India Citizenship Amendment Bill Dropped Amid Protests
India’s government has quietly shelved a controversial amendment to its citizenship law after violent protests in the north-east of the country.
The bill was aimed at helping Hindus and other minorities move to India from neighbouring Muslim-majority countries.
The legislation cleared Parliament’s Lower House but the ruling BJP failed to enact it in the upper house, which ended its term without hearing it.
The move marks a major about-turn ahead of general elections due by May. Bharatiya Janata Party (BJP) president Amit Shah told a rally as recently as last month the bill would be pushed through regardless of protests.
The BBC’s Soutik Biswas in Delhi says the BJP seems to have miscalculated just how unpopular the bill would be with people in the north-east, who argued they would be required to absorb the migrants.
Others saw it as anti-Muslim.
The bill sought to provide citizenship to non-Muslim migrants from Pakistan, Bangladesh and Afghanistan.
Supporters of the bill defended it by saying Muslims were excluded as the bill offers Indian nationality only to religious minorities fleeing persecution in neighbouring countries.
The protests have been particularly vocal in the state of Assam, which recently saw four million residents left off a citizens’ register.

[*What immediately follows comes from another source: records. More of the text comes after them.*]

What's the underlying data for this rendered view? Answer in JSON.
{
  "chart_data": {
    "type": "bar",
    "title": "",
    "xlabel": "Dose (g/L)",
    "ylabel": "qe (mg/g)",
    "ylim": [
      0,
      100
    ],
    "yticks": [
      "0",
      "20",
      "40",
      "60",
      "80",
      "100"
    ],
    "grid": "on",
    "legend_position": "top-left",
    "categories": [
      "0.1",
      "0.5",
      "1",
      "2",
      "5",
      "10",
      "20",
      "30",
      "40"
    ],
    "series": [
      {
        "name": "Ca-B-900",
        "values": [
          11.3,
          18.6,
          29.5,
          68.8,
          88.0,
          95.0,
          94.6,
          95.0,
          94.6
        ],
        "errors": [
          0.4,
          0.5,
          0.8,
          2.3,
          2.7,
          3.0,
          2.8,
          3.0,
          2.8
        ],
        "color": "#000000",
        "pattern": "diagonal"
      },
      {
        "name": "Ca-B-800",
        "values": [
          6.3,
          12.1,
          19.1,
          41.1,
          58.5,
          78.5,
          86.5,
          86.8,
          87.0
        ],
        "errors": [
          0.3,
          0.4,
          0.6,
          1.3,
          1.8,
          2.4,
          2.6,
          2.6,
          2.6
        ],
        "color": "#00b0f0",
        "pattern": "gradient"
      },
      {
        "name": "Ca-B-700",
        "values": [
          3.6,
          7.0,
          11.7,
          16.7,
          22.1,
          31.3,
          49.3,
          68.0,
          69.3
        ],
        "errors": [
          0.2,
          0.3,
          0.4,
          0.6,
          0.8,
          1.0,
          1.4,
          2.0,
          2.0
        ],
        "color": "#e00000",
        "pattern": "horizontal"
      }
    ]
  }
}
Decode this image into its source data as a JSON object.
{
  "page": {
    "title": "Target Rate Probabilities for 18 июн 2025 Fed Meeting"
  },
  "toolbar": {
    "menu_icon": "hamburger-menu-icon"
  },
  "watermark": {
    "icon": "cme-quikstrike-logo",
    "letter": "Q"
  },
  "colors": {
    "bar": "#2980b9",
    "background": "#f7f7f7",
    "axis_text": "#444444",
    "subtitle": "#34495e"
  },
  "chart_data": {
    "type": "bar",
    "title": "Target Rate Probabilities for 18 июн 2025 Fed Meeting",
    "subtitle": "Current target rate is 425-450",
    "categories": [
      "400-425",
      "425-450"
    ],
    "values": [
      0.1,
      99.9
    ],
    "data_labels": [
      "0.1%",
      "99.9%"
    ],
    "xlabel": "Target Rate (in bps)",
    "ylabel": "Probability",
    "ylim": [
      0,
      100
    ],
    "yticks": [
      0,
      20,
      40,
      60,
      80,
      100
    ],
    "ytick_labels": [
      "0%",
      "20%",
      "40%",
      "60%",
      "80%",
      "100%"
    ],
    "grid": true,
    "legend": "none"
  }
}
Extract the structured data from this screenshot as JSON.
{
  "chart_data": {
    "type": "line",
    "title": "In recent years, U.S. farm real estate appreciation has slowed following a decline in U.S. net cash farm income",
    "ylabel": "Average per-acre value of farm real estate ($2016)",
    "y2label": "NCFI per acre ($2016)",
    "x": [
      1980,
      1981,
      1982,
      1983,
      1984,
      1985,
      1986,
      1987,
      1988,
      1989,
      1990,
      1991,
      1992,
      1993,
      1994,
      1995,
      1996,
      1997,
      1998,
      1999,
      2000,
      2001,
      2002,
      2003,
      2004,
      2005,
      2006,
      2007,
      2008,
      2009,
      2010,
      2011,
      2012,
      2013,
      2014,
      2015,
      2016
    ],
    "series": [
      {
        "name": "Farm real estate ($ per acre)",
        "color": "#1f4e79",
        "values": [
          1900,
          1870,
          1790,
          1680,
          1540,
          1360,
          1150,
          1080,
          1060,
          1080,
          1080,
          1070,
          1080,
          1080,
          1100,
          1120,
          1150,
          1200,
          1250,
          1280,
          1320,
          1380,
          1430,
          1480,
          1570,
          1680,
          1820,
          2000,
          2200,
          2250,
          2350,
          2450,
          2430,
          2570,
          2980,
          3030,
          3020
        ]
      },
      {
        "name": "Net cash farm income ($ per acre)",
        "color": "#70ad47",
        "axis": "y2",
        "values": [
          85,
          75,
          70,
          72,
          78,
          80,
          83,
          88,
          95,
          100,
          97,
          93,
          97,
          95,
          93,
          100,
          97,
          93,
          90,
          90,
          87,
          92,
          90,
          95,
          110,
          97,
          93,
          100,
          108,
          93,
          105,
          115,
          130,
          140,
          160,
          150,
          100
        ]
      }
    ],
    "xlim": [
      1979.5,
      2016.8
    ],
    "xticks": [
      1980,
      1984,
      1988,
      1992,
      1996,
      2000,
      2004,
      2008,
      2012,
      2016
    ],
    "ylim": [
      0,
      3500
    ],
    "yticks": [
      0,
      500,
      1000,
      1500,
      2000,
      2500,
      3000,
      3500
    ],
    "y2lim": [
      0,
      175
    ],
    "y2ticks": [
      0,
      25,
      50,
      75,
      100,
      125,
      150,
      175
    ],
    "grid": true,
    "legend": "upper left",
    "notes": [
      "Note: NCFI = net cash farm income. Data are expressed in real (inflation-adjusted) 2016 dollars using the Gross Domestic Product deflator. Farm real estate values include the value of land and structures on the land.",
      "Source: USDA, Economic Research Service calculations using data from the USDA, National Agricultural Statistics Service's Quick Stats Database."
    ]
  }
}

In Assam, offices of the BJP, which runs both the federal government and Assam’s state government, were burnt down by angry mobs in many places.
Thousands of students joined writers, artists and activists in regular protests against the bill, fearing that tens of thousands of Bengali Hindu migrants who were not included in the NRC would still get citizenship to stay on in the state.
The unrest also spread to neighbouring states and many people have been injured.
In Manipur, the authorities declared a curfew and cut internet access as large crowds of protesters took to the streets in recent weeks.